Mozilla is taking some of the first steps in supporting virtual reality on the Web by adding native support for VR devices to early experimental builds of Firefox. An early preview build of work-in-progress code has been released for Windows (64-bit) and OS X (10.7+), allowing developers to experiment with VR on the Web. A Linux version will be also released soon. Only the Oculus Rift is currently supported, though other devices will come soon, including Google’s Cardboard.
The initial technical vision for VR on the Web includes:
- Rendering Canvas (WebGL or 2D) to VR output devices
- Rendering 3D Video to VR output devices (as directly as possible)
- Rendering HTML (DOM+CSS) content to VR output devices – taking advantage of existing CSS features such as 3D transforms
- Mixing WebGL-rendered 3D Content with DOM rendered 3D-transformed content in a single 3D space
- Receiving input from orientation and position sensors, with a focus on reducing latency from input/render to final presentation
In particular, Web content should not need to be aware of the particulars of the VR output device, beyond that there is one and it has certain standard rendering characteristics (e.g. a specific projection matrix that’s needed). For example, in the case of the Oculus Rift, content should not need to apply the Rift-specific distortion rendering effect.

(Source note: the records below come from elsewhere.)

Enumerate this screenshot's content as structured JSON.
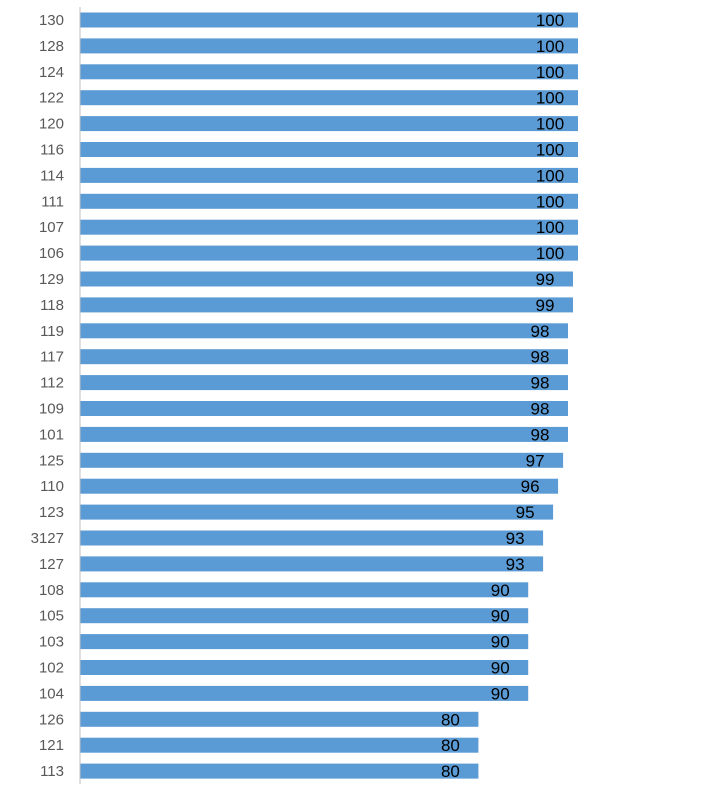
{
  "chart_data": {
    "type": "bar",
    "orientation": "horizontal",
    "categories": [
      "130",
      "128",
      "124",
      "122",
      "120",
      "116",
      "114",
      "111",
      "107",
      "106",
      "129",
      "118",
      "119",
      "117",
      "112",
      "109",
      "101",
      "125",
      "110",
      "123",
      "3127",
      "127",
      "108",
      "105",
      "103",
      "102",
      "104",
      "126",
      "121",
      "113"
    ],
    "values": [
      100,
      100,
      100,
      100,
      100,
      100,
      100,
      100,
      100,
      100,
      99,
      99,
      98,
      98,
      98,
      98,
      98,
      97,
      96,
      95,
      93,
      93,
      90,
      90,
      90,
      90,
      90,
      80,
      80,
      80
    ],
    "xlim": [
      0,
      100
    ],
    "grid": false,
    "legend": "none",
    "data_labels": true,
    "colors": {
      "bar": "#5b9bd5",
      "axis": "#bfbfbf",
      "category_text": "#595959",
      "value_text": "#000000"
    }
  }
}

Mozilla's initial step has the seed technical functionality needed to support the first type of VR content listed above: receiving sensor input and rendering Canvas/WebGL content to VR.
In addition, Mozilla will work at the problem from a user experience and design angle, to figure out what some best practices might be for bringing VR to Web content – and what the experience of browsing a VR Web might feel like, what creating VR Web content could be like, and what it could mean to browse the current Web using a VR interface.